INDEFIRO, por conta do exposto, o pedido de antecipação de tutela - art. 300, CPC.
III - EM CONCLUSÃO
3.1. DECLARO a competência desta unidade jurisdicional para o caso, na forma do art. 109, I, Constituição e do art. 10 da lei n. 5.010/66.
3.2. INTIME-SE a parte autora para informar e comprovar a sua receita bruta anual, a fim de que o Juízo possa avaliar se a causa há de tramitar sob o rito dos Juizados ou se haverá de ser processada sob o rito comum - art. 6 da lei n. 10.259/2001. Prazo de 15 dias úteis, contados da intimação.
3.3. VOLTEM-ME conclusos oportunamente para extinção da demanda sem solução do mérito, caso aludida emenda não seja promovida no prazo assinalado - art. 321 e art. 485, I, CPC.
3.4. A
NOTO que não diviso conexão desta demanda com alguma execução fiscal porventura em curso. Nâo há notícia de alguma execução fiscal em trâmite versando sobre a cobrança fiscal impugnada neste processo.
3.5. ACRESCENTO que, em primeiro exame, a presente demanda aparenta ser singular, não havendo indicativos de violar coisa julgada (art. 5, XXXVI, Constituição e art. 508, Código de Processo Civil) ou incorrer em litispendência, definida no art. 337, §2, CPC/15.
3.6. EXTINGO a demanda sem solução de mérito no que toca à pretensão endereçada à União Federal, eis que é parte ilegítima para o processo. A cobrança da TCFA é incumbência do IBAMA. Deixo de arbitrar honorários sucumbenciais eis que, mantido o rito dos Juizados, são incabíveis em 1. instância (arts 54 e 55 da lei n. 9.099/1995). Ademais, mesmo que assim não fosse, a requerida não chegou a ser citada nesta demanda.
3.7. REGISTRO que as demais partes estão legitimadas para a demanda e que a autora atua com interesse processual - art. 17, CPC. Não diviso um contexto que imponha a formação de litisconsórcio necessário nesse caso.
3.8. DESTACO que a pretensão deduzida pela empresa autora não foi atingida pela prescrição, na forma do art. 168, CTN. O instituto da decadência se não aplica no que toca ao direito por ela invocado na peça inicial.

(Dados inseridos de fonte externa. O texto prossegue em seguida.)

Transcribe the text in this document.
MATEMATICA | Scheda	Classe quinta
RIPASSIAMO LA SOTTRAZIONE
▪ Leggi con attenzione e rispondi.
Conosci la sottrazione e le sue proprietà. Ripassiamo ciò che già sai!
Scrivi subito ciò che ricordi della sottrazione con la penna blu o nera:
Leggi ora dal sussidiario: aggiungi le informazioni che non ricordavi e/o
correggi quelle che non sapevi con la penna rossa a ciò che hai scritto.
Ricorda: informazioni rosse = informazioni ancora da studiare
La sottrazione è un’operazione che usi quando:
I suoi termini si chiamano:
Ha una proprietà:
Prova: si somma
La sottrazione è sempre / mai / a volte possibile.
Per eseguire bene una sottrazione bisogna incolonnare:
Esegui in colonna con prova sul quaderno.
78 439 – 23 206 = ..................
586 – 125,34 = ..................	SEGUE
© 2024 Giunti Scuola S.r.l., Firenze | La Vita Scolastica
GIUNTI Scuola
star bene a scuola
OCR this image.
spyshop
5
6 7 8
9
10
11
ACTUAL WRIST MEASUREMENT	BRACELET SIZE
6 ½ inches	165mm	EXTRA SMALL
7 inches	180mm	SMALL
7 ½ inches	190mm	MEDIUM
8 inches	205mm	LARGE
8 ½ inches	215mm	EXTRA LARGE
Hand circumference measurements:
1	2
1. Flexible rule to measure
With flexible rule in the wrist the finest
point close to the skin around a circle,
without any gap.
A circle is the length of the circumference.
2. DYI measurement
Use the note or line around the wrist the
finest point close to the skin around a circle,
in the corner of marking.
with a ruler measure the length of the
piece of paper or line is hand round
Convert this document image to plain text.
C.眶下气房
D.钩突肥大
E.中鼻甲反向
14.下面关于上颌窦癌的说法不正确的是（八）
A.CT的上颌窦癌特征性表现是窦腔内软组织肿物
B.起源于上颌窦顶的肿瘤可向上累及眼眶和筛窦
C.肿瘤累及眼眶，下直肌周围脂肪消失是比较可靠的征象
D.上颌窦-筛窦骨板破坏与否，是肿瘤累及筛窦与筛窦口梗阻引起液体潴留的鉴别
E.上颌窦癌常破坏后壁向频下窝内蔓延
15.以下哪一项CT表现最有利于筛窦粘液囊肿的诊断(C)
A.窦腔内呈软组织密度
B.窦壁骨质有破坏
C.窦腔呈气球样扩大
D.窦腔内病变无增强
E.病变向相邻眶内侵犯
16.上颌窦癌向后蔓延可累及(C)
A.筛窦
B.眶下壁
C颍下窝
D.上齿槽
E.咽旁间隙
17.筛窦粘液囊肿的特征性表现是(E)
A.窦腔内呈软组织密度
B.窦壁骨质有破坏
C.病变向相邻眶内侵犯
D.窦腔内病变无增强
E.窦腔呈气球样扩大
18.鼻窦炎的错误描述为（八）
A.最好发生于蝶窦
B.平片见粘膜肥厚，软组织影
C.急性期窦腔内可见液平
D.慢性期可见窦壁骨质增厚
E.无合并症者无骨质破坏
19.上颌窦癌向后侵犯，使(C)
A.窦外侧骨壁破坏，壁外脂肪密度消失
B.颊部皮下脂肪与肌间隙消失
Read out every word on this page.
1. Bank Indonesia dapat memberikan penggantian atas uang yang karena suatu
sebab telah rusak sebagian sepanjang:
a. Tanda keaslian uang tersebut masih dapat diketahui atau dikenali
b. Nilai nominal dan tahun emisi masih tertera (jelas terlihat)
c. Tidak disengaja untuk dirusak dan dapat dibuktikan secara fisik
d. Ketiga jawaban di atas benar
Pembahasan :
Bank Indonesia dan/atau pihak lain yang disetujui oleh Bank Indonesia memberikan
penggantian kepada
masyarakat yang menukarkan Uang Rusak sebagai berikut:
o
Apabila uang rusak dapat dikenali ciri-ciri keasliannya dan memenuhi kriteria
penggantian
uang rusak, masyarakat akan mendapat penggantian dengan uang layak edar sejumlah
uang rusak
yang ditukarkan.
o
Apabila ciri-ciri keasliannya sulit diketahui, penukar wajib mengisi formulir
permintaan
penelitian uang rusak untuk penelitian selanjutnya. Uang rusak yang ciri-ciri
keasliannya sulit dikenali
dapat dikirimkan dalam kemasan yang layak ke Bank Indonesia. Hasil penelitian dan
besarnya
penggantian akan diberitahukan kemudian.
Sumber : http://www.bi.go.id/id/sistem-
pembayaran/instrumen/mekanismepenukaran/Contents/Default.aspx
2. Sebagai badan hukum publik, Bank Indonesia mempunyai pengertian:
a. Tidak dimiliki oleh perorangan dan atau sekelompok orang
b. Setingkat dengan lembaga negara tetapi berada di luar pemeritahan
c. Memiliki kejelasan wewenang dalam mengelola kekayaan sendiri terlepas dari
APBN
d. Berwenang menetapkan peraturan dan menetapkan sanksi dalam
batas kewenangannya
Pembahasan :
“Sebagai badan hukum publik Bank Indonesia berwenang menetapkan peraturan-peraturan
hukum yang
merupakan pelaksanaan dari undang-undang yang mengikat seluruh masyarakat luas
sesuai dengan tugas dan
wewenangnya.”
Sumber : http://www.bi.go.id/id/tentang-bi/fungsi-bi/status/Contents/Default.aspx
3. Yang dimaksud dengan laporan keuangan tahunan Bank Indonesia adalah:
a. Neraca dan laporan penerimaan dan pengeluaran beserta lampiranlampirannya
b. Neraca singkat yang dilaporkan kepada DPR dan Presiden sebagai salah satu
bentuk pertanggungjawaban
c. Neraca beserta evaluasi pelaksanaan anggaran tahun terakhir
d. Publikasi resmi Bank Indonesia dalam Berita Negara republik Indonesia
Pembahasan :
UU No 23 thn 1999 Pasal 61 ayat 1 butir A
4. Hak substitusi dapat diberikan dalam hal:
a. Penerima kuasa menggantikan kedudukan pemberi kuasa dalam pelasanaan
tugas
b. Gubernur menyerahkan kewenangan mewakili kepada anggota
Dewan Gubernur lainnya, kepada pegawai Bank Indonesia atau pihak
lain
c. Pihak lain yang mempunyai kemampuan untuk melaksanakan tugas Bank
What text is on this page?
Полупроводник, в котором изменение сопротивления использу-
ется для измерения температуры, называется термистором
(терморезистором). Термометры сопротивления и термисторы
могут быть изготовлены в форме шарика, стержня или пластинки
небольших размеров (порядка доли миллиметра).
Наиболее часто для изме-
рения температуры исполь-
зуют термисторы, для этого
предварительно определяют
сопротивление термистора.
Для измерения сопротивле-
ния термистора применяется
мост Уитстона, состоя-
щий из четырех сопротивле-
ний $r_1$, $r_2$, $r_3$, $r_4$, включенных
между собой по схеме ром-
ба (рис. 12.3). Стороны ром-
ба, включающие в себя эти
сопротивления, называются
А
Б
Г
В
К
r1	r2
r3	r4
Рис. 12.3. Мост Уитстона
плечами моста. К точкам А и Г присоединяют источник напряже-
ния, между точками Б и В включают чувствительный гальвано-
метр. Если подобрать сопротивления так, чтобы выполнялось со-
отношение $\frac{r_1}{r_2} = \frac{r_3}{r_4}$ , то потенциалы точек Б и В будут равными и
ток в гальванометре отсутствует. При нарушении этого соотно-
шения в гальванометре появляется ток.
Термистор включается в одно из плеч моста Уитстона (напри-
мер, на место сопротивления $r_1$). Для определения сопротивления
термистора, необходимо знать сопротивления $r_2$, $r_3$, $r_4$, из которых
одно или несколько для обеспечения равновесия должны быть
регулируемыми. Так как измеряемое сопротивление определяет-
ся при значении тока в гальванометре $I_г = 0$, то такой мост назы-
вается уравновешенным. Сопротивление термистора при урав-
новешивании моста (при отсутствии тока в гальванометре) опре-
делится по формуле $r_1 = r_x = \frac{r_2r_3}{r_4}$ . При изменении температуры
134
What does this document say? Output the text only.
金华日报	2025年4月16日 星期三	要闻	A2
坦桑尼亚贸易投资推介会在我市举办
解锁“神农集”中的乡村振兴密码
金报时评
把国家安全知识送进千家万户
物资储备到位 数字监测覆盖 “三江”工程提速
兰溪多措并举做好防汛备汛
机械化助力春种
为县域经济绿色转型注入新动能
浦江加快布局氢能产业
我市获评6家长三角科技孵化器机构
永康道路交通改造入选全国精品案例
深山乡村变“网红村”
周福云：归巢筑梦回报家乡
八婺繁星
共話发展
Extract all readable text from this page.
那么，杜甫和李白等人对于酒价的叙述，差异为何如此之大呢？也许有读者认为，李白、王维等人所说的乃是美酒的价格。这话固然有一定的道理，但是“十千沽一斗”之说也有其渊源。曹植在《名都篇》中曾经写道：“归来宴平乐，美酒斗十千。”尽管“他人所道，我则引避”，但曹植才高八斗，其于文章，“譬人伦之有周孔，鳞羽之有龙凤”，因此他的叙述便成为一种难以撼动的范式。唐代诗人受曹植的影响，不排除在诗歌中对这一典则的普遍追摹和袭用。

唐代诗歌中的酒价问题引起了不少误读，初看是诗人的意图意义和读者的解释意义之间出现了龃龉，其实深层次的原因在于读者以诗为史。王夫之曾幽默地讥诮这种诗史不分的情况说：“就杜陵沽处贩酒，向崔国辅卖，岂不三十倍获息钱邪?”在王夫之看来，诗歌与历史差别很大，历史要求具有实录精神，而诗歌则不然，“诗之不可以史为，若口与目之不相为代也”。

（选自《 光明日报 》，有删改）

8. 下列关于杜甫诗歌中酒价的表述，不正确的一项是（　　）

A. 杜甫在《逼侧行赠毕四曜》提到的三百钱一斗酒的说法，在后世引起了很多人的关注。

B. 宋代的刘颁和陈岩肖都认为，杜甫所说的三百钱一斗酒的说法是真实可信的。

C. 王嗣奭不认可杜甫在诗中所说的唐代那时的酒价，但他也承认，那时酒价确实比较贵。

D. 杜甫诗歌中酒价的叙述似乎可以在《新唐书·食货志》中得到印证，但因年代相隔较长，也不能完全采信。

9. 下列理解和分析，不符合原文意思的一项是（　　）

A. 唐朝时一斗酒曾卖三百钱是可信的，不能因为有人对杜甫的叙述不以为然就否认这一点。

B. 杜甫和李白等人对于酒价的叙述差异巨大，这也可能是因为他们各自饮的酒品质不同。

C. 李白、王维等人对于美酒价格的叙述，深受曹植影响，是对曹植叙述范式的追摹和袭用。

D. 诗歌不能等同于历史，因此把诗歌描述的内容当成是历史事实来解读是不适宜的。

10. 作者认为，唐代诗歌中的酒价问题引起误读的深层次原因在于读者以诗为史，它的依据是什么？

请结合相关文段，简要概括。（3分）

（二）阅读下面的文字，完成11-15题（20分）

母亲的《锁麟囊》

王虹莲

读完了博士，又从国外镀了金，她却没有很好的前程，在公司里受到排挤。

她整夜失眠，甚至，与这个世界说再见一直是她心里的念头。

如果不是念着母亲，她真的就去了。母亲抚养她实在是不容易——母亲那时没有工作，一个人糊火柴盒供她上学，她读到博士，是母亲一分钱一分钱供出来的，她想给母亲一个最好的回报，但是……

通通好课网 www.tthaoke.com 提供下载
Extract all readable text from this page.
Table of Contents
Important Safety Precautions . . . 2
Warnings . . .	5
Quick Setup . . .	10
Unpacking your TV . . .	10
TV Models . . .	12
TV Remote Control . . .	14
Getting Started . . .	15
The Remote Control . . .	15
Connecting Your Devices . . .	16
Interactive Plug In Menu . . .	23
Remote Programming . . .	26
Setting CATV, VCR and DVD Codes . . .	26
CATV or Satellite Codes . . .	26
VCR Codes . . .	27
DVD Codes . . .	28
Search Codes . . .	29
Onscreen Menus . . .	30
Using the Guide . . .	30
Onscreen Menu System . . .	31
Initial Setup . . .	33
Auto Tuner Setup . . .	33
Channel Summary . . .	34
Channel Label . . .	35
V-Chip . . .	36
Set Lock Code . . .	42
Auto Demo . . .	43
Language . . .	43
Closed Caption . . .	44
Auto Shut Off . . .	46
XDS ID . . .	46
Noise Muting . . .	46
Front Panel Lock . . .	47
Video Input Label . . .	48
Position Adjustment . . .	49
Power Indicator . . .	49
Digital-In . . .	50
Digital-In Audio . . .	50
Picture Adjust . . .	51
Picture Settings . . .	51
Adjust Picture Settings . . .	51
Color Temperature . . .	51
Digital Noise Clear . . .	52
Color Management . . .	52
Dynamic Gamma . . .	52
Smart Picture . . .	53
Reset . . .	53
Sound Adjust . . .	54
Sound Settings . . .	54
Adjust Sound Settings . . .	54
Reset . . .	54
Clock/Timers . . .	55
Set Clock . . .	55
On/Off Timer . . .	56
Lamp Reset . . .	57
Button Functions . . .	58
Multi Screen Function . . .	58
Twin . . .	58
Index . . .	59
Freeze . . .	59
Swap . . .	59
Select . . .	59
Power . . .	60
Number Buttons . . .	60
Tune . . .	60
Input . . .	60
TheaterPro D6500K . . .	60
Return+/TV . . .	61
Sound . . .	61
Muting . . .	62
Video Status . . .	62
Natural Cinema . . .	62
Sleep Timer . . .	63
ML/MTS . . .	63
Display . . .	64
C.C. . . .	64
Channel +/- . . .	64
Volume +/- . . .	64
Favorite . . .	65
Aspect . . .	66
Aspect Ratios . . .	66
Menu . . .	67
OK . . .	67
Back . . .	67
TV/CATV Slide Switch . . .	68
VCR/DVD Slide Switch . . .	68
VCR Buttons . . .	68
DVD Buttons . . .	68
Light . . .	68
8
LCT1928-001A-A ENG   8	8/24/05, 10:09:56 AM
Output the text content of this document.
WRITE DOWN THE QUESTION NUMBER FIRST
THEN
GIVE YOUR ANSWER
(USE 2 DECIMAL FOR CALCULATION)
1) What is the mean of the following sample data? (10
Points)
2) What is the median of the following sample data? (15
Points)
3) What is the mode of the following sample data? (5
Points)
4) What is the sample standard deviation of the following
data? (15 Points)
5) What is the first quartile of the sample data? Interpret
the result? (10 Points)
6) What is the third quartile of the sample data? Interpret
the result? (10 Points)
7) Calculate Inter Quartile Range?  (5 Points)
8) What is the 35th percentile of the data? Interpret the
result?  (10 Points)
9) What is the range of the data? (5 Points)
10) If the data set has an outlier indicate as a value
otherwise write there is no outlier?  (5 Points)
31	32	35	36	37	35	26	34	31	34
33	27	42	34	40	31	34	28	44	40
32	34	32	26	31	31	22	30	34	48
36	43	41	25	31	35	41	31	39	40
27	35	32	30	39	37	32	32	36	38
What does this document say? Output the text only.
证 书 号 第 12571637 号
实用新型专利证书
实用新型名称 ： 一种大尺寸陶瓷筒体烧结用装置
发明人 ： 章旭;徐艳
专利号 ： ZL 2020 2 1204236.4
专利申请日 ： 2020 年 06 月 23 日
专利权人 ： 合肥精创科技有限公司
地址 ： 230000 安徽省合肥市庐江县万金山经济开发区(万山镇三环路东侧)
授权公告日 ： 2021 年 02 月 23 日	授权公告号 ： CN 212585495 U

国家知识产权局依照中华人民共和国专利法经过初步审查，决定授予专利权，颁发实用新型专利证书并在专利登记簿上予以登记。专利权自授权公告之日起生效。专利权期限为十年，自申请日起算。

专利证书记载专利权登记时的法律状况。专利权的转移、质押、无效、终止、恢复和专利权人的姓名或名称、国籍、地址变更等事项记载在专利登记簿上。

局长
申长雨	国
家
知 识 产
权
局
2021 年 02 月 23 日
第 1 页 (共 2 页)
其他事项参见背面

3.9. EQUACIONEI acima, com cognição precária, alguns vetores relevantes para a apreciação do pedido de antecipação de tutela formulado pela autora. Tratei da compleição jurídica da TCFA, o entendimento dos tribunais a respeito da sua constitucionalidade, discorri sobre o cadastro técnico federal, sobre a eventual suspensão da exigibilidade de tributos, sobre o oferecimento de caução e os efeitos porventura disso decorrentes.
3.9. DETALHEI os elementos de convicção veiculados no movimento 1, com cognição precária.
3.10. REGISTRO que, para fins de antecipação de tutela, não se revela cabível a inversão do ônus da prova, na forma do art. 373, §1, CPC, de modo que incumbe à parte autora apresentar elementos de convicção densos a respeito da narrativa dos fatos promovida na peça inicial.
3.11. INDEFIRO, no caso em exame, o pedido de antecipação de tutela, conforme registrado acima.
3.12. INTIMEM-SE as partes a respeito desta decisão.
3.13. CITE-SE o IBAMA - tão logo a emenda seja promovida pela parte autora - para, querendo, apresentar resposta ou proposta de acordo em 30 dias úteis, contados na forma dos arts. 219, 224, 231 e 335, CPC. Deverá o demandado, na mesma oportunidade, juntar a documentação de que disponha para o esclarecimento da causa, conforme lógica do art. 438, CPC
3.14. INTIME-SE a parte autora para, querendo, apresentar réplica à contestação, tão logo seja juntada aos autos. Prazo de 15 dias úteis, contados da intimação, conforme arts. 219, 224, 351, CPC e art. 5 da lei n. 11.419/06.
3.15. VOLTEM-ME conclusos, na sequência, para deliberar a respeito do rito a ser empregado no caso, com imposição de retificação da autuação, eis que até o momento a causa tem tramitado como "petição".